Conosciamo due modi di interpretare il processo.
Con il primo, l’imputato nel processo è ormai solo un colpevole in attesa di conoscere quale pena dovrà scontare.
Con il secondo, l’imputato è, invece, un normale cittadino assistito dalla garanzia costituzionale della presunzione di innocenza con la consapevolezza che solo al termine del processo, sarà lo Stato a dover dimostrare che egli deve essere punito perché oltre ogni ragionevole dubbio, è colpevole dei fatti contestatigli.
Due modi, quindi, totalmente diversi di interpretare la giustizia dello Stato ed il mondo in cui scegliamo di vivere.
Due modi completamente agli antipodi di intendere la vita ed i suoi valori di civiltà.

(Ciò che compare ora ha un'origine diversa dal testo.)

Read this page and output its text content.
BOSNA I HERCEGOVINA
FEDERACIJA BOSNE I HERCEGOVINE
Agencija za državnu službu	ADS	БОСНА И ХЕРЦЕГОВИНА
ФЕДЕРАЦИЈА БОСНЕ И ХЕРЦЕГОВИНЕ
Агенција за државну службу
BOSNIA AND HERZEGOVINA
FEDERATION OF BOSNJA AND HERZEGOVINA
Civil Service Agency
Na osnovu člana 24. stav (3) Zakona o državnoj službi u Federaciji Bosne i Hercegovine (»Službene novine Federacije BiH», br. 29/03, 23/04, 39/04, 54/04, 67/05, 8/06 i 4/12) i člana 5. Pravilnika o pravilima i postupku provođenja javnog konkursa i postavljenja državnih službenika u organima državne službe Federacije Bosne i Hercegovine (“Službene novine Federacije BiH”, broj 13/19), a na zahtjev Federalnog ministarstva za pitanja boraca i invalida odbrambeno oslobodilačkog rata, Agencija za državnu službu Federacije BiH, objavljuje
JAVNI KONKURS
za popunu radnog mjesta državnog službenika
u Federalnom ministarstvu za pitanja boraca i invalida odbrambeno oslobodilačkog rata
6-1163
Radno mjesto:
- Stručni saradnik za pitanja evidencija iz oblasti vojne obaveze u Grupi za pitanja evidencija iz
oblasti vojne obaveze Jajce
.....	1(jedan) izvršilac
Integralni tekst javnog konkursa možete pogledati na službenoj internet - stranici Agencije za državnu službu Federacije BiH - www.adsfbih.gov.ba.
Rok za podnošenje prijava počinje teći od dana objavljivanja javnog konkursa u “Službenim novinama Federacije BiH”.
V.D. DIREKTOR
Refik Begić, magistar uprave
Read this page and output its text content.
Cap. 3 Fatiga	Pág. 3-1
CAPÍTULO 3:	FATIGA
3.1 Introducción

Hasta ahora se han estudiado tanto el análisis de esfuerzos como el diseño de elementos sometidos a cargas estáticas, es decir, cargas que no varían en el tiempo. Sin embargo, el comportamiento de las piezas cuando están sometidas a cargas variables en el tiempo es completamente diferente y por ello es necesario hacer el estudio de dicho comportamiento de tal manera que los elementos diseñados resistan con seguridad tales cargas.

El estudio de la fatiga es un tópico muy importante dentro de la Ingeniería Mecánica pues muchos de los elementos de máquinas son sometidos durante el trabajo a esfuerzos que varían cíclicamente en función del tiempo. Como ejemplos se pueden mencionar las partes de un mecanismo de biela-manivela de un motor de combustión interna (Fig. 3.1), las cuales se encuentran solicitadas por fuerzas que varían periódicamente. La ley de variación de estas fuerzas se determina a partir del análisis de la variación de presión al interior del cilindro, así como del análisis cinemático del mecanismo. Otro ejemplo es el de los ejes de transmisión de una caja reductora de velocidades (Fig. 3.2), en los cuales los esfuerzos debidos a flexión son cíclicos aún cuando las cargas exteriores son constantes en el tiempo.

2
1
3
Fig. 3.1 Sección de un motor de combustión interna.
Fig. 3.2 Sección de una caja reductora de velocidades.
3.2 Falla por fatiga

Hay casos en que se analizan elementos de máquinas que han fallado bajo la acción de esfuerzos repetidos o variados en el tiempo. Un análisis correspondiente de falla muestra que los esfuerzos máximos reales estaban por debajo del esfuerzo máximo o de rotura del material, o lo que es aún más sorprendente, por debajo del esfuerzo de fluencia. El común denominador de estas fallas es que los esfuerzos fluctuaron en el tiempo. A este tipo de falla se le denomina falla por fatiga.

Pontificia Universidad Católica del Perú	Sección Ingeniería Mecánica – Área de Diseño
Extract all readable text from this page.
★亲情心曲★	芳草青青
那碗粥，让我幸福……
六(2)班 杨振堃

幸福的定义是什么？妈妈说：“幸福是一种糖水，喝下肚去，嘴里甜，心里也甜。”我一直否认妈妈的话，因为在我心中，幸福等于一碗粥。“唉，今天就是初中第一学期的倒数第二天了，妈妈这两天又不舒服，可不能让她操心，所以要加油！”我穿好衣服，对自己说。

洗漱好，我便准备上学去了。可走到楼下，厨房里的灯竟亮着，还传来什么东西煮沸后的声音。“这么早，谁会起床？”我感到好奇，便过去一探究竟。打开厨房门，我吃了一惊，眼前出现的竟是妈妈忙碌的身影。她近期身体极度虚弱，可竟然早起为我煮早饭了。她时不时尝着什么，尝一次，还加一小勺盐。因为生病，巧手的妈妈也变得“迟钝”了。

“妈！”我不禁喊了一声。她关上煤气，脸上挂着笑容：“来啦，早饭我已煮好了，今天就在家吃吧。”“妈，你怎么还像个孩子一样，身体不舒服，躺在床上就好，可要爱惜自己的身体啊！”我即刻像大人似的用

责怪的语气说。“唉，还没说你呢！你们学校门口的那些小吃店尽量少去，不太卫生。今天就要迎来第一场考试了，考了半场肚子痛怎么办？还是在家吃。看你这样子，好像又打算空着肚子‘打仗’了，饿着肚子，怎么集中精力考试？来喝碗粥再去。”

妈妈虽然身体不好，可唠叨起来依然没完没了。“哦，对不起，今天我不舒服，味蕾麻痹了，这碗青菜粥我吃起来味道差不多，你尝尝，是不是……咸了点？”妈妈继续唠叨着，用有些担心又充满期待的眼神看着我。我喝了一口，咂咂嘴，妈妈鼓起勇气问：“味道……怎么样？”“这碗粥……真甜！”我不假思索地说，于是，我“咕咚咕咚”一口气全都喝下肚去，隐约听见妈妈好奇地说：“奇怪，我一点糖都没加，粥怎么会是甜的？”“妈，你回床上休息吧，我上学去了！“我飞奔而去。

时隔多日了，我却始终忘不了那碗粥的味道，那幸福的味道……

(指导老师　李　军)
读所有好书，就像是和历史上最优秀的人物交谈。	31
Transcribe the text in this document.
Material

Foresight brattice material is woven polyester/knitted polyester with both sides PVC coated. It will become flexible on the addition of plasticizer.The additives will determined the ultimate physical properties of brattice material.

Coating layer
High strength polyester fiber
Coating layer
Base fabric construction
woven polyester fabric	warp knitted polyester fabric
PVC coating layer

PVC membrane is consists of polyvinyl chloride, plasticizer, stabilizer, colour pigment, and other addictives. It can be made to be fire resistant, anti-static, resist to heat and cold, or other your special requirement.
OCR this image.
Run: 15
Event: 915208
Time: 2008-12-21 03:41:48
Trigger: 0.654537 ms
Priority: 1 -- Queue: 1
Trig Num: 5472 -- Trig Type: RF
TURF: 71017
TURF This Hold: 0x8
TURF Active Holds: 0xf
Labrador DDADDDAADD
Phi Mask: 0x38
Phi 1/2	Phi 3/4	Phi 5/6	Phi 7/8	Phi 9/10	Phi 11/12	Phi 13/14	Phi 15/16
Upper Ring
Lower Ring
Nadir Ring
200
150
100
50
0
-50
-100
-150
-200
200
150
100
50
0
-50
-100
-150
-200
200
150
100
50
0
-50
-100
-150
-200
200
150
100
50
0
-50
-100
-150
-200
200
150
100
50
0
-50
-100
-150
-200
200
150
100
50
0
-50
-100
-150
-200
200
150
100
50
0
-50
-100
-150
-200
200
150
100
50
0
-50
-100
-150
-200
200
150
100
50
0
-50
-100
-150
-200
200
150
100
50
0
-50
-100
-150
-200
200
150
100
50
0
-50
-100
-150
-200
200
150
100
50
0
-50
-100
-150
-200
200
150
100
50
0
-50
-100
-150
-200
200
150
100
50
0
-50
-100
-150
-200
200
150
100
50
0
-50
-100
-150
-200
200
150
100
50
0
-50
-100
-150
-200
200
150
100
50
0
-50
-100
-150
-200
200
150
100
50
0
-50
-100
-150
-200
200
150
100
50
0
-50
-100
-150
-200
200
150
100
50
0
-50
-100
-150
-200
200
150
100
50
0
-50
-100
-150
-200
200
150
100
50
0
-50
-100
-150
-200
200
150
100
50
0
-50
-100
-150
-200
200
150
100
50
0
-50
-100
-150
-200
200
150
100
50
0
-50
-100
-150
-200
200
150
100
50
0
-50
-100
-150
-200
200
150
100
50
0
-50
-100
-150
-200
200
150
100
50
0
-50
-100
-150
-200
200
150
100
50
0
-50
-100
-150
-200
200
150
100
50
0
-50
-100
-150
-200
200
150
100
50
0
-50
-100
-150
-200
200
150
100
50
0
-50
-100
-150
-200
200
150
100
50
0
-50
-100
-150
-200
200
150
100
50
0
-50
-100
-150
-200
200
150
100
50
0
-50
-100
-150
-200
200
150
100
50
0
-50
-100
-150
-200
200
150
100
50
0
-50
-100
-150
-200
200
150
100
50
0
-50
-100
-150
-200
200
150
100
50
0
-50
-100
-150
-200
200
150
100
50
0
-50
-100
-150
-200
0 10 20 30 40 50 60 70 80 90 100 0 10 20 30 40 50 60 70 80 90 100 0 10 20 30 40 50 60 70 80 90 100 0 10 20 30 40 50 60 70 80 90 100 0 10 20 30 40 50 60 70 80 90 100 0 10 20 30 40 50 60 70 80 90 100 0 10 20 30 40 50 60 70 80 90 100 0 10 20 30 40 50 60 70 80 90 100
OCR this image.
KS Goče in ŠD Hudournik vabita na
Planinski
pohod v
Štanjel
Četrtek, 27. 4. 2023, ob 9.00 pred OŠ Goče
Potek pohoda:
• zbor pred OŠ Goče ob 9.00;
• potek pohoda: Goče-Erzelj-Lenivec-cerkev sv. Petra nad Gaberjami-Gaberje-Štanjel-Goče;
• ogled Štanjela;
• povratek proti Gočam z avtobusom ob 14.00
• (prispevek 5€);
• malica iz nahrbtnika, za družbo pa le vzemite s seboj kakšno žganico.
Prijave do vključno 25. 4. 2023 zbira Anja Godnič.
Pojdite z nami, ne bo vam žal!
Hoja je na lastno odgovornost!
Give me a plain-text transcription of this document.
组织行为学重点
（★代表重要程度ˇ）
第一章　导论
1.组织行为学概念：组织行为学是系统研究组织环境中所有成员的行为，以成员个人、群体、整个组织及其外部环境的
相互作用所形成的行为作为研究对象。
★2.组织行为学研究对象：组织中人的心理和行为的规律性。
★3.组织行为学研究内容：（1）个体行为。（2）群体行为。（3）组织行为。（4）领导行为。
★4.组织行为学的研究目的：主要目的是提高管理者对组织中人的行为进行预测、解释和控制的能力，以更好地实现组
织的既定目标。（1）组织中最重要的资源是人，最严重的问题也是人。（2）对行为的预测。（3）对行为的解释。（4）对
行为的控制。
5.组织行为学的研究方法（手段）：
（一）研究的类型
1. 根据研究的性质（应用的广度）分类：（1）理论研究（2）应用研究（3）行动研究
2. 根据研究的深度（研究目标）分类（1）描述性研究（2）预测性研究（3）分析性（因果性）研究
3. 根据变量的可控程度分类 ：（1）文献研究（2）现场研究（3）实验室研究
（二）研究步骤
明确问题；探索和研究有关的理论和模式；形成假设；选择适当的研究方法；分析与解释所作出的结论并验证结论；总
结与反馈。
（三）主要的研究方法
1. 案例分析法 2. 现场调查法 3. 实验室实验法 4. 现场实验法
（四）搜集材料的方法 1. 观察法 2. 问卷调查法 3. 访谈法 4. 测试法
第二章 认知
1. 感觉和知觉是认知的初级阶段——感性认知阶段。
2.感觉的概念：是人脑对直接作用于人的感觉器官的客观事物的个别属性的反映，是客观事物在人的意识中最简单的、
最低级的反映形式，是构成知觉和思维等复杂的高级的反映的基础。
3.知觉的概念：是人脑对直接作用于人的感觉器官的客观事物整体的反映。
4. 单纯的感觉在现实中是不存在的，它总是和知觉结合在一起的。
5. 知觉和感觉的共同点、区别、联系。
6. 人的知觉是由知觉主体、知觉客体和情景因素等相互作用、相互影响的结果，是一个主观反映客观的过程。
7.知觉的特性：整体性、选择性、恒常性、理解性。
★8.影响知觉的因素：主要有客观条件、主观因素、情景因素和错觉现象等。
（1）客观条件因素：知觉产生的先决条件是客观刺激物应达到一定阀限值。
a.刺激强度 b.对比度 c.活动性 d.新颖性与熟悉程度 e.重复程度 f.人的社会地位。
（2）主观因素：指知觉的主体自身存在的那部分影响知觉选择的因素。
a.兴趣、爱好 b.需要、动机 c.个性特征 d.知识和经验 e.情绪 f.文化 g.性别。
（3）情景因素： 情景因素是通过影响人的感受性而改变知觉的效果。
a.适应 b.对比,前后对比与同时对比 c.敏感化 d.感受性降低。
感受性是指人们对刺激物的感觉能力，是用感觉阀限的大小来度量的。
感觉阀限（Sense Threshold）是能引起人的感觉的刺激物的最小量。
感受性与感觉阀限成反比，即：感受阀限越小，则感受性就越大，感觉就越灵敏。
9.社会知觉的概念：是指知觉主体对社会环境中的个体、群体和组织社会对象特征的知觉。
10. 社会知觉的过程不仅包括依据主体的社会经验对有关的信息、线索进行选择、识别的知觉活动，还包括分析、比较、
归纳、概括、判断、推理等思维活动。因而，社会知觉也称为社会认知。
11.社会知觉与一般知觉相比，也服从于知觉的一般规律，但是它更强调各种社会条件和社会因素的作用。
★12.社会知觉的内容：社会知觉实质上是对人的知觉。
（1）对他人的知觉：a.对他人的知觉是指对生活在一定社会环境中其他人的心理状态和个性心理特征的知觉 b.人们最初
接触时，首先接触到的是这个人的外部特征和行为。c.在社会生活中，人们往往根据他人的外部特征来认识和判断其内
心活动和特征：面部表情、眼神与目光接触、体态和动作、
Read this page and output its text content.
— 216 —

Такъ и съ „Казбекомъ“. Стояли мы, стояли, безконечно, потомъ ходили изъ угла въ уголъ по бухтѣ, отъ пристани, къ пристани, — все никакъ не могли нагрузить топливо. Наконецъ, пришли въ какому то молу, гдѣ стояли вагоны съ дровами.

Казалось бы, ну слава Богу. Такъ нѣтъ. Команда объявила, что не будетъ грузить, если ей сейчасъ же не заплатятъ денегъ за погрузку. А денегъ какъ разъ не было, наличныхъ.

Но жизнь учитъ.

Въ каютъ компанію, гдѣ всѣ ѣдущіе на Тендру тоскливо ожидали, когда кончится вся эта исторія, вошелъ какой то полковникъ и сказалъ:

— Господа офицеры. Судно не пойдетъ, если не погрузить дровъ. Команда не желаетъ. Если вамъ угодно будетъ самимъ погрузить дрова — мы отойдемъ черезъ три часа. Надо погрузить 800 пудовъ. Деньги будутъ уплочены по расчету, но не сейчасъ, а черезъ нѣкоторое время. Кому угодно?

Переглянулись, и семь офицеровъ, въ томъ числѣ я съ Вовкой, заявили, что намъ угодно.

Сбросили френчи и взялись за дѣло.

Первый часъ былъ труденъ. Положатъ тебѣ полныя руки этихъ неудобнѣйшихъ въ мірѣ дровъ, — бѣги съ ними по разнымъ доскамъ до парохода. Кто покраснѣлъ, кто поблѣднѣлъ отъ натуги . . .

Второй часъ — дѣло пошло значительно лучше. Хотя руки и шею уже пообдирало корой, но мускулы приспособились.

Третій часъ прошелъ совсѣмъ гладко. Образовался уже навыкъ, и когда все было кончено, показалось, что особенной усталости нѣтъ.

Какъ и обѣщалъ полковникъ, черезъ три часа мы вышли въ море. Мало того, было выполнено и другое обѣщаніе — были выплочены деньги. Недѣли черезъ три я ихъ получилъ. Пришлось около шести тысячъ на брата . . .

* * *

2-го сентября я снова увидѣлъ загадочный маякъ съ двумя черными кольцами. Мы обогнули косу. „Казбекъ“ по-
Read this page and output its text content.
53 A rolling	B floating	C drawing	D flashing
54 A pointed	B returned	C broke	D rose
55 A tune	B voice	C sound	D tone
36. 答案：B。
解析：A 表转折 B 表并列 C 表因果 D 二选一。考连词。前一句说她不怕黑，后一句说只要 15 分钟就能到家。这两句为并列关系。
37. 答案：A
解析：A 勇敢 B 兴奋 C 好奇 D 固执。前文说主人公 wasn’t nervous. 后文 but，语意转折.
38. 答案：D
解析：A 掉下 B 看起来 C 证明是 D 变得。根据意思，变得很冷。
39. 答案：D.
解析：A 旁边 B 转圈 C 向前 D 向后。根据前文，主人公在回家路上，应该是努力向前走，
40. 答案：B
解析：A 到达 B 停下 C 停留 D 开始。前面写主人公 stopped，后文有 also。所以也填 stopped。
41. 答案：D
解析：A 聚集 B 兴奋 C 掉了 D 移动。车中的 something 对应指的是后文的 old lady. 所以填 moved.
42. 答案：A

Da una parte, i giustizialisti assetati di vendetta, dall’altro, la gente semplice che, parafrasando Kafka, non vuole difendersi da un processo con stanze infinite ma desidera essere sottoposto ad un processo giusto con una sola stanza e regole ben precise.
La prescrizione rappresenta, pertanto, un indizio fondamentale per comprendere in quale Stato si decide di vivere.
Per chi propugna la giustizia punitiva ad ogni costo, tutti i cittadini coinvolti in una potenziale indagine, anche se “intercettati a strascico”, nel tentativo di smascherare un possibile disegno criminoso, anche lieve, sono tutti già colpevoli e lo Stato, con i suoi tempi, anche infiniti, dovrebbe scoprire quale reato abbiano commesso.
Non importa se essi hanno un lavoro, una professione, una famiglia, amici o genitori anziani.
Devono attendere che lo Stato li giudichi colpevoli e li condanni.
Senza tempo.
E senza poter contare sulla ragionevole durata del loro processo.
Un pensiero abominevole che ha trovato nel dottor Davigo, magistrato conosciuto per aver fatto parte del pool di mani pulite e che oggi siede al CSM, un serio sostenitore, dopo aver trovato una importante sponda nei neo giustizialisti pentastellati, ammesso e non concesso che sia proprio lui il vero ispiratore.
Per questi, la prescrizione dovrà trovare la sua naturale interruzione già alla fine del primo grado del giudizio con il paradosso, tutto frutto di un dilettantismo populista, che una tale stortura andrebbe applicata sia quando il cittadino è stato dichiarato colpevole ma anche quando sia stato giudicato non colpevole.
Niente, in questi casi, egli dovrà attendere i comodi della giustizia italiana per vedere (forse) nuovamente immacolata la sua posizione di buon contribuente.
Nelle more, ricevendo il pessimo trattamento (ad esempio per l’iscrizione in albi, concorsi pubblici, rilascio documenti ) che lo Stato riserva giustamente al cittadino che ha pendenti dei carichi giudiziari ma, e qui sta l’ingiustizia, non é ancora colpevole.
Il dubbio che ci assale, ma si tratta di un’ipotesi molto vicino alla verità sostanziale, è che buona parte di chi propugna la svolta giustizialista dell’interruzione della prescrizione ignori completamente di cosa stia discutendo.
D’altro canto, dai trascorsi lavorativi di un DJ e di un bibitaro che nemmeno è riuscito a laurearsi in giurisprudenza, non potevamo attenderci che essi conoscessero i principi fondanti la civiltà giuridica che nessuno mai al mondo aveva ancora messo in dubbio.
E se oltre venti anni sono ancora pochi per giudicare un imputato, a tanto possono arrivare i termini di prescrizione, l’augurio è che non ci finiate voi nelle maglie della giustizia ingiusta.
Fa male, molto male.
E lascia il segno, un segno indelebile e costoso, soprattutto se sei estraneo al reato di cui ti si accusa e sei stato costretto a trascorrere un terzo della tua vita a difenderti e vergognarti di essere nato.
La riforma andrà in vigore nel 2020 con la riforma del processo penale.
Sarebbe sufficiente questo solo dato per chiedere alla Lega di lasciare che il governo affoghi da solo in questa inciviltà populista e retrograda.
Un innocente lo è sempre.
Fino a sentenza definitiva di colpevolezza.